The CMA has also ignored its own processes in unilaterally firing the editor, adds Wootton. The terms of reference of the Journal Oversight Committee require the CMA to consult with the committee before dismissing an editor.
The five external members of the oversight committee have written an open letter to the members of the CMA that strongly criticizes the decision to fire Fletcher and disband the committee. It describes the relationship between CMAJ and NewCo as a “dysfunctional forced marriage” and decries the “Orwellian logic” of claiming to support editorial independence while getting rid of the body tasked with preserving that independence.

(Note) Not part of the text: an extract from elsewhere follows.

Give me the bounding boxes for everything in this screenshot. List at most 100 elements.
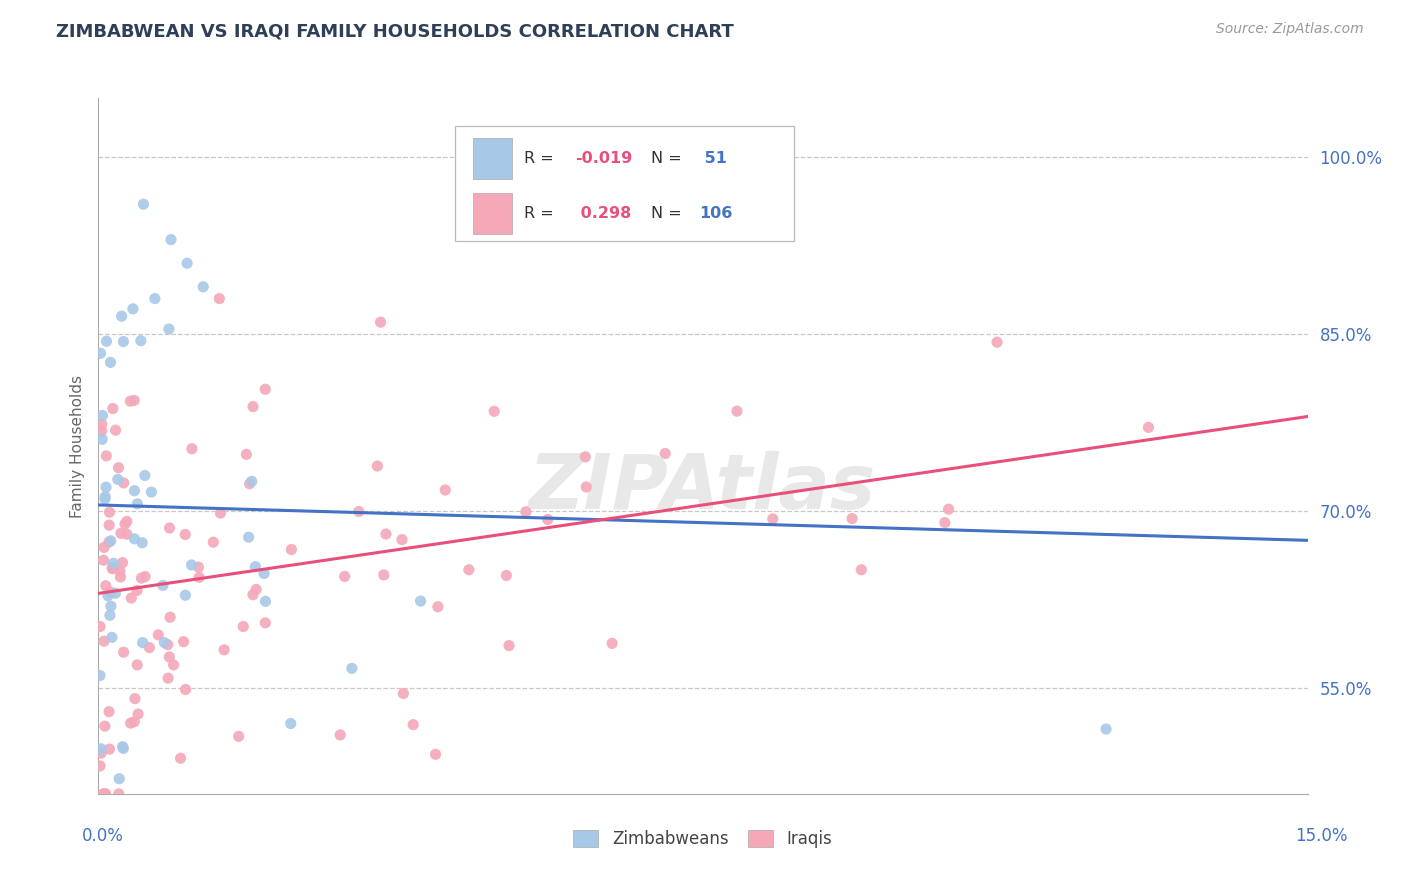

Kelsall says she is concerned about the dissolution of the oversight committee, but reassured by the promise that she would have “unimpeded access” to the CMA Board. She says she is looking forward to the opportunity to do a complete overhaul of the journal’s mission, structure and governance as part of the task force. “I’m excited to look at the best practices internationally, and see how we can innovate,” she says.
“There were a lot of things already underway under John’s [Fletcher’s] steadfast and loyal leadership of the journal. I hope to continue [with those].”
Kelsall, a graduate of the University of Toronto, has been editing medical publications since 1997, including two years as editor of Canadian Family Physician, a peer-reviewed journal of the College of Family Physicians of Canada. She joined CMAJ as a deputy editor in 2008.
Simpson says one of the goals of the task force is to get Canadian medical researchers to think about CMAJ in the same terms as top-tier journals like The Lancet or JAMA. “Canadian researchers have always punched above their weight in the international scientific community, but they tend to send their best work to other journals,” he says. “We have to build a sense of nationalism, an emotional connection to CMAJ.”
The best way to build a strong publication is for the journal to adapt to the new ways that younger doctors want to receive information, says Forbes. “We want to be sure that the journal we have had for 105 years, we have for another 105 years.”
Footnotes
Brian Owens is an independent freelancer.